Em relação ao endividamento do setor público, a Lei Complementar n° 101/2000 estabelece que
- A)dívida pública consolidada é o montante total, apurado sem duplicidade, das obrigações financeiras do ente da Federação, assumidas em virtude de leis, contratos, convênios ou tratados e da realização de operações de crédito, para amortização em prazo superior a doze meses, sem exceção.
Errada, porque a definição legal não traz "sem exceção" e o enunciado altera a redação do conceito de dívida consolidada da LRF.
- B)o refinanciamento do principal da dívida mobiliária não excederá, ao término de cada exercício financeiro, o montante do final do exercício anterior, somado ao das operações de crédito autorizadas no orçamento para este efeito e efetivamente realizadas, acrescido de atualização monetária.
Certa, pois reproduz o art. 37 da LC 101/2000 sobre o limite do refinanciamento do principal da dívida mobiliária.
- C)dívida pública consolidada é o montante total, apurado sem duplicidade, das obrigações financeiras do ente da Federação, assumidas em virtude de leis, contratos, convênios ou tratados e da realização de operações de crédito, para amortização em prazo igual ou superior a doze meses, salvo se as receitas tenham constado do orçamento.
Errada, porque a lei exige prazo superior a 12 meses, e não prazo igual ou superior, além de não prever a ressalva inventada sobre receitas no orçamento.
- D)o refinanciamento do principal da dívida mobiliária não excederá, ao término de cada exercício financeiro, o montante do final do exercício anterior, somado ao das operações de crédito autorizadas no orçamento para este efeito e efetivamente realizadas, acrescido de atualização monetária e correção pela taxa SELIC.
Errada, porque a LRF fala em atualização monetária, mas não acrescenta correção pela taxa SELIC como requisito do enunciado.
- E)operação de crédito é o compromisso financeiro assumido em razão de mútuo, abertura de crédito, emissão e aceite de título, aquisição financiada de bens, recebimento antecipado de valores provenientes da venda a termo de bens e serviços, arrendamento mercantil e outras operações assemelhadas, com exceção daquelas com o uso de derivativos financeiros.
Errada, porque a definição legal de operação de crédito não exclui derivativos financeiros; essa parte foi adulterada.
Gabarito: B
A LRF trata o endividamento com bastante rigor porque dívida pública, quando descontrolada, vira aquela conta que chega e ninguém quer pagar.

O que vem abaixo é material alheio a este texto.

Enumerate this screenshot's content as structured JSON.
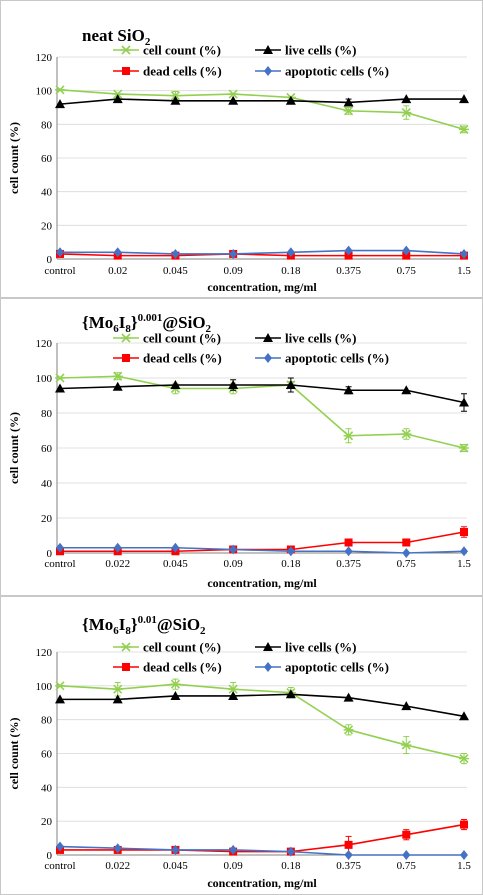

Por isso, ela define com precisão conceitos como dívida consolidada e operação de crédito, além de impor limites ao refinanciamento da dívida mobiliária. No caso da questão, o ponto central está no art. 29 da LC 101/2000 e no art. 37. A dívida pública consolidada é, em regra, o montante total, apurado sem duplicidade, das obrigações financeiras do ente da Federação assumidas por leis, contratos, convênios ou tratados, e da realização de operações de crédito, para amortização em prazo superior a doze meses. Já o refinanciamento do principal da dívida mobiliária é disciplinado pelo art. 37: ele não pode exceder, ao fim de cada exercício financeiro, o montante do final do exercício anterior, somado às operações de crédito autorizadas no orçamento para esse efeito e efetivamente realizadas, com atualização monetária. É exatamente isso que a alternativa B reproduz, por isso ela está correta. As demais alternativas trocam prazo, acrescentam exigências que a lei não tem ou deformam a definição de operação de crédito. Em prova, a banca adora mexer em uma palavrinha e ver se você cai na armadilha.